COLORADO SPRINGS, Colo. (KRDO) — With just five days to go until polls close in the city’s April 6 municipal election, city council candidates are out knocking on neighbors’ doors.
Speaking with constituents could be especially important in City Council District 5, which covers the central part of the Springs, including the Citadel Mall and Palmer Park.
District 5 is the most crowded city council district with five candidates competing.
Nancy Henjum will appear first on the ballot. Henjum has lived in the district for three decades.
"I’m really proud to be a part of this community," said Henjum. "I chose to be here. Moved here 30 years ago, my husband and I, without jobs. And this is where we intend to leave the earth, is right here."
Henjum says she had an epiphany while re-reading her late father, Joe Henjum's, autobiography over the summer. Her father co-founded The Home Front Cares, which still serves members of the military and veterans today.
"I was actually sitting in this very chair this summer in a bit of despair about what was happening in our world as a lot of people were," said Henjum. "With COVID and fires and a very polarized election."
Henjum says her leadership skills combined with her father's passed-down heart for philanthropy make her the best candidate.
Colorado Springs is Matt Zelenok's hometown. He believes his education in science and engineering will help him understand complex issues related to the future infrastructure in the Springs.
"Growing up in Colorado Springs, this used to be a 15-minute town, meaning you could get across town in 15 minutes," said Zelenok. "Today, you’d be lucky to get across town in half an hour."
Zelenok says the top complaint he hears from constituents has to do with traffic safety and congestion.
"Colorado Springs has faced unprecedented growth in the last 15 years," said Zelenok. "We must take action to control our growth and reduce traffic congestion today."
Karlie Van Arnam
Residents in District 5 will find Karlie Van Arnam listed third on the ballot for council candidates. Van Arnam is hoping to fill what she considers a void on the council.
"We built small businesses here in town," said Van Arnam. "I’ve had a lot of dealings with city council, planning commission, various aspects of our local government. And I felt like there was a need."
Van Arnam wants to bring a younger and more progressive perspective to Colorado Springs City Council.
"So instead of leaving frustrated from every meeting, I decided I can throw my hat in the ring and try to do something about it," said Van Arnam.
Justin Hermes is a realtor and property manager. He thinks he can make progress toward affordable housing in Colorado Springs. Hermes also believes the city council needs a strong conservative candidate like himself.
"The big thing for me is I’m an American patriot," Hermes. "I love America, love the national anthem, love the American flag. And I think we have to stand behind our military and our law enforcement, especially right now."
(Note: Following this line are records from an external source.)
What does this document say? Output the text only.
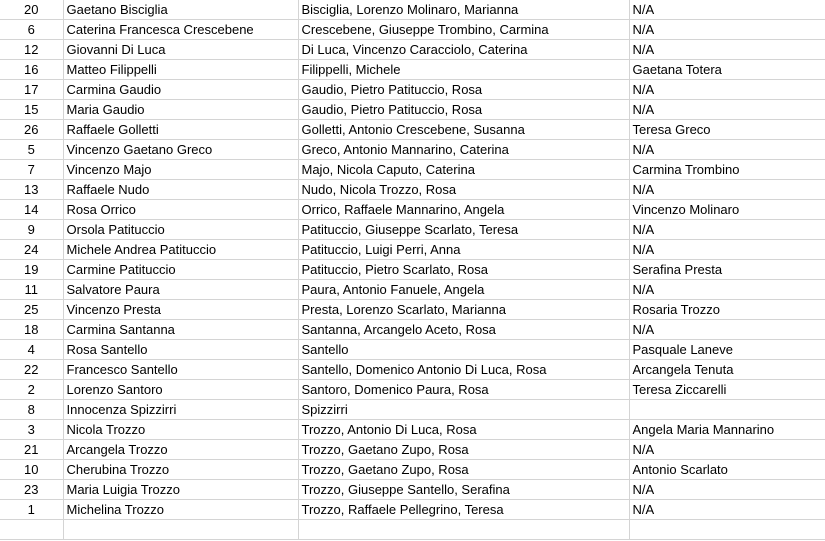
20	Gaetano Bisciglia	Bisciglia, Lorenzo Molinaro, Marianna	N/A
6	Caterina Francesca Crescebene	Crescebene, Giuseppe Trombino, Carmina	N/A
12	Giovanni Di Luca	Di Luca, Vincenzo Caracciolo, Caterina	N/A
16	Matteo Filippelli	Filippelli, Michele	Gaetana Totera
17	Carmina Gaudio	Gaudio, Pietro Patituccio, Rosa	N/A
15	Maria Gaudio	Gaudio, Pietro Patituccio, Rosa	N/A
26	Raffaele Golletti	Golletti, Antonio Crescebene, Susanna	Teresa Greco
5	Vincenzo Gaetano Greco	Greco, Antonio Mannarino, Caterina	N/A
7	Vincenzo Majo	Majo, Nicola Caputo, Caterina	Carmina Trombino
13	Raffaele Nudo	Nudo, Nicola Trozzo, Rosa	N/A
14	Rosa Orrico	Orrico, Raffaele Mannarino, Angela	Vincenzo Molinaro
9	Orsola Patituccio	Patituccio, Giuseppe Scarlato, Teresa	N/A
24	Michele Andrea Patituccio	Patituccio, Luigi Perri, Anna	N/A
19	Carmine Patituccio	Patituccio, Pietro Scarlato, Rosa	Serafina Presta
11	Salvatore Paura	Paura, Antonio Fanuele, Angela	N/A
25	Vincenzo Presta	Presta, Lorenzo Scarlato, Marianna	Rosaria Trozzo
18	Carmina Santanna	Santanna, Arcangelo Aceto, Rosa	N/A
4	Rosa Santello	Santello	Pasquale Laneve
22	Francesco Santello	Santello, Domenico Antonio Di Luca, Rosa	Arcangela Tenuta
2	Lorenzo Santoro	Santoro, Domenico Paura, Rosa	Teresa Ziccarelli
8	Innocenza Spizzirri	Spizzirri	
3	Nicola Trozzo	Trozzo, Antonio Di Luca, Rosa	Angela Maria Mannarino
21	Arcangela Trozzo	Trozzo, Gaetano Zupo, Rosa	N/A
10	Cherubina Trozzo	Trozzo, Gaetano Zupo, Rosa	Antonio Scarlato
23	Maria Luigia Trozzo	Trozzo, Giuseppe Santello, Serafina	N/A
1	Michelina Trozzo	Trozzo, Raffaele Pellegrino, Teresa	N/A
Hermes says he hasn't accepted any campaign donations. Instead, he's encouraging people to spend money at local businesses or donate to non-profits.
"Actually on April 6, Election Day, we’re doing a big fundraiser," said. Hermes. "And anyone in the service industry can come have beers on us at Happy Tap on 8th Street. And then also we’re collecting money for the Boulder victims and Officer Talley’s family."
Mary Elizabeth Fabian
Mary Elizabeth Fabian owns Majeck, a photography and videography studio in Colorado Springs.
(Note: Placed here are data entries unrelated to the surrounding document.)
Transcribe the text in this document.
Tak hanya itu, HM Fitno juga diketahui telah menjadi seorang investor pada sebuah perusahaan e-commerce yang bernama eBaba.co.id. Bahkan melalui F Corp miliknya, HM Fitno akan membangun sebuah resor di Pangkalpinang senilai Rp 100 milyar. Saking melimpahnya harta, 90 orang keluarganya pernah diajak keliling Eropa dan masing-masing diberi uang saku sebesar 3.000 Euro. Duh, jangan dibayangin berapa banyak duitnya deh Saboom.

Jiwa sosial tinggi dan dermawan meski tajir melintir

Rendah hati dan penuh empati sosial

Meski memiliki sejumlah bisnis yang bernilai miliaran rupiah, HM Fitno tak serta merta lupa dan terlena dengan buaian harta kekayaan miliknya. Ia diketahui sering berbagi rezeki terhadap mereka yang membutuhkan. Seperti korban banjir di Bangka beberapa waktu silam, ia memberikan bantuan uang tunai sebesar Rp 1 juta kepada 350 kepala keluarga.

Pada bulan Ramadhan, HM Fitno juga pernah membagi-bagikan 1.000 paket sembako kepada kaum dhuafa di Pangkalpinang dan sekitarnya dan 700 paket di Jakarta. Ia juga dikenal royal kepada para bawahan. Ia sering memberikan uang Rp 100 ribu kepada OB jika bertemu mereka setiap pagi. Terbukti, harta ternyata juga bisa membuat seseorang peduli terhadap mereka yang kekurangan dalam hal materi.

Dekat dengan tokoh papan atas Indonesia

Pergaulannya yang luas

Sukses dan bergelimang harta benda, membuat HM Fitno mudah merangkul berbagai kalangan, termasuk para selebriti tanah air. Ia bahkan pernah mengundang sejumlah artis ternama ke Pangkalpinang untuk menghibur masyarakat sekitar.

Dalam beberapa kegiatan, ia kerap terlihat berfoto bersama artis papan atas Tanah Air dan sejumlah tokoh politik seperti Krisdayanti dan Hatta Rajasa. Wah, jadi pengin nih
"I’m a small business owner. I’m a wife of a 100% disabled veteran. I’m a mom," said Fabian. "I’ve started charities here in Colorado Springs and schools. And over the last few years, it’s become very obvious to me that what happens on council has a direct impact on how I’m raising my family."
Fabian was inspired to found Mountain View Academy, a new charter school in town, after struggling to find resources for her child with autism.
She thinks her background in finance and sympathy for struggling families helps her stand out.
"I understand paying half of what you’re making just to keep a roof over your kids’ heads," said Fabian. "And when I’m sitting on council, that will be something that really differentiates me."